Она смотрит мне прямо в глаза и улыбается. Нереально красивая.
– Тогда я сказал бы, что пропустил одно пятнышко, и опять бы склонился к тебе. А у тебя заколотилось бы сердце.
– Оно бы так быстро стучало, что ты бы услышал.
– Оно бы так быстро стучало, что я бы услышал, – вторю я как зачарованный.
Ее грудь медленно поднимается и опадает.
– Я дала бы послушать.
– И тогда ты прикрыла бы глаза, как всегда, когда я прикасаюсь…
Для нее это полная неожиданность. Видимо, она ни о чем таком даже не подозревала.

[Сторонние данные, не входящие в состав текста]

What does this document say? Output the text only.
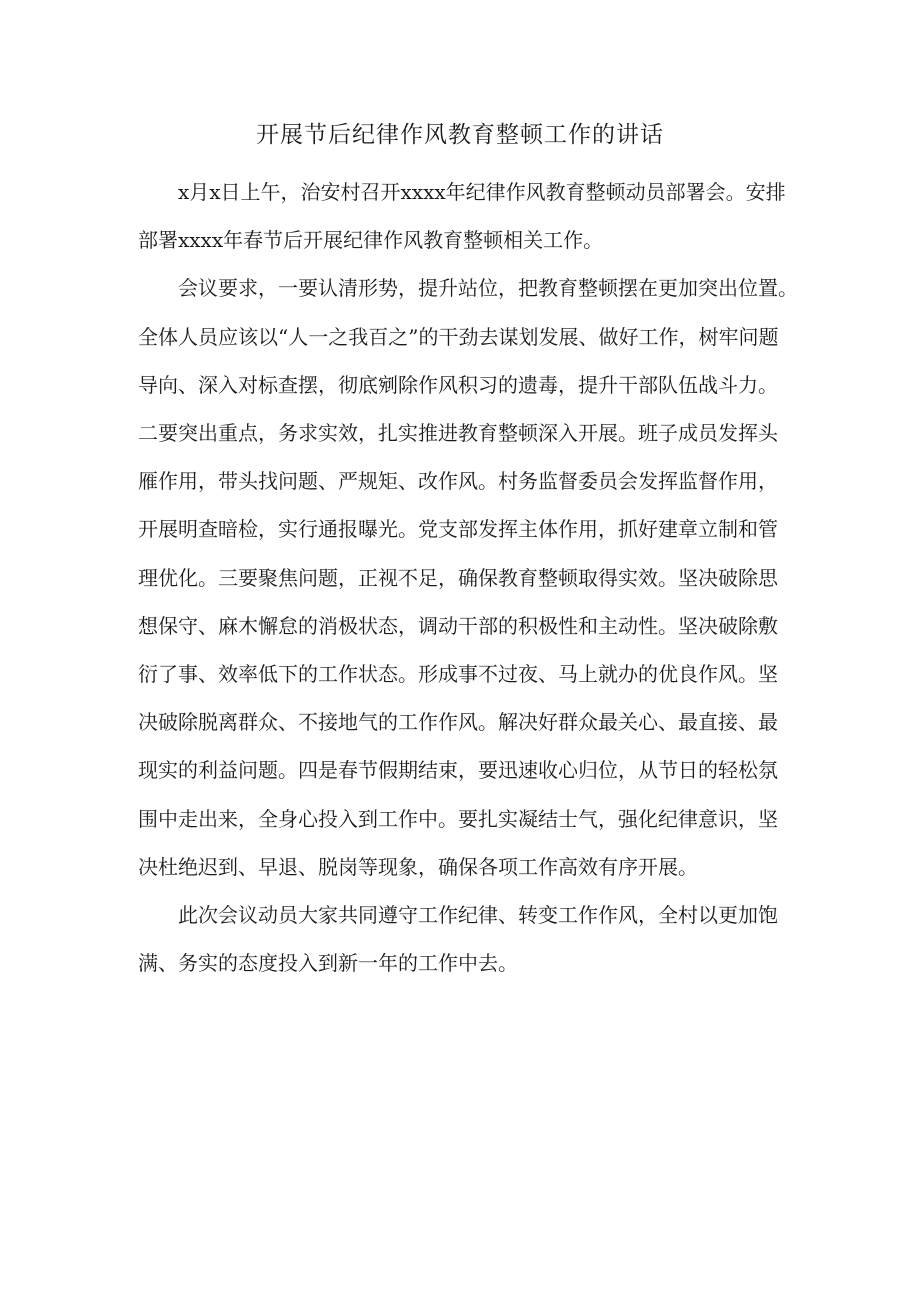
开展节后纪律作风教育整顿工作的讲话

x月x日上午，治安村召开xxxx年纪律作风教育整顿动员部署会。安排
部署xxxx年春节后开展纪律作风教育整顿相关工作。

会议要求，一要认清形势，提升站位，把教育整顿摆在更加突出位置。
全体人员应该以“人一之我百之”的干劲去谋划发展、做好工作，树牢问题
导向、深入对标查摆，彻底剜除作风积习的遗毒，提升干部队伍战斗力。
二要突出重点，务求实效，扎实推进教育整顿深入开展。班子成员发挥头
雁作用，带头找问题、严规矩、改作风。村务监督委员会发挥监督作用，
开展明查暗检，实行通报曝光。党支部发挥主体作用，抓好建章立制和管
理优化。三要聚焦问题，正视不足，确保教育整顿取得实效。坚决破除思
想保守、麻木懈怠的消极状态，调动干部的积极性和主动性。坚决破除敷
衍了事、效率低下的工作状态。形成事不过夜、马上就办的优良作风。坚
决破除脱离群众、不接地气的工作作风。解决好群众最关心、最直接、最
现实的利益问题。四是春节假期结束，要迅速收心归位，从节日的轻松氛
围中走出来，全身心投入到工作中。要扎实凝结士气，强化纪律意识，坚
决杜绝迟到、早退、脱岗等现象，确保各项工作高效有序开展。

此次会议动员大家共同遵守工作纪律、转变工作作风，全村以更加饱
满、务实的态度投入到新一年的工作中去。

Нора говорит, а я не свожу глаз с ее губ, гадая, о чем она думает.
– Я обняла бы тебя, притянула к себе и провела языком по губам.
Кровь застучала в ушах. Перевожу дыхание. Нора придвигается ближе.
– Я тронула бы тебя губами. Поначалу легонько, почти незаметно. Потом развела бы их языком и поцеловала тебя.
Из‑под полуопущенных век она глядит на мой рот.
– Ты целовал бы меня в ответ, как никого до меня и как никто до тебя. Словно в первый раз. – Она переходит на шепот.
Мне нельзя ее целовать. Я склоняюсь чуть ближе, нас разделяют какие‑то дюймы.
– Ты никогда еще не целовалась. – Она так близко, что обдает своим дыханием мое лицо. – Так, как со мной. Ты забудешь все поцелуи, что были до меня, все прикосновения. Все до одного.
Я делаю вдох, и она перехватывает поцелуем мой выдох. На ее губах вкус глазури. Язык такой теплый во рту. Она жадно хватает меня за голову, привлекает к себе, тянет за волосы.
Опираясь ногами о пол, я обхватываю ее и привлекаю к себе, приподнимая со стула. Она садится мне на колени, расставив ноги по обе стороны от меня. И целует так, как никто никогда меня не целовал, и я правда хочу забыть все поцелуи, что были прежде, все до последнего.
Она нежно закусывает мне губу и начинает ритмично раскачиваться. Я под ней уплотняюсь, твердею. Удивительно, мне нисколько не стыдно. Нора почувствовала меня, это стало ясно по резкому вздоху и тому, как обвились ее руки вокруг моей шеи. Она чуть сместилась, устроившись так, чтобы упираться в меня своим естеством. У нее тонкие трусики, а мои треники уже ничего не скрывают.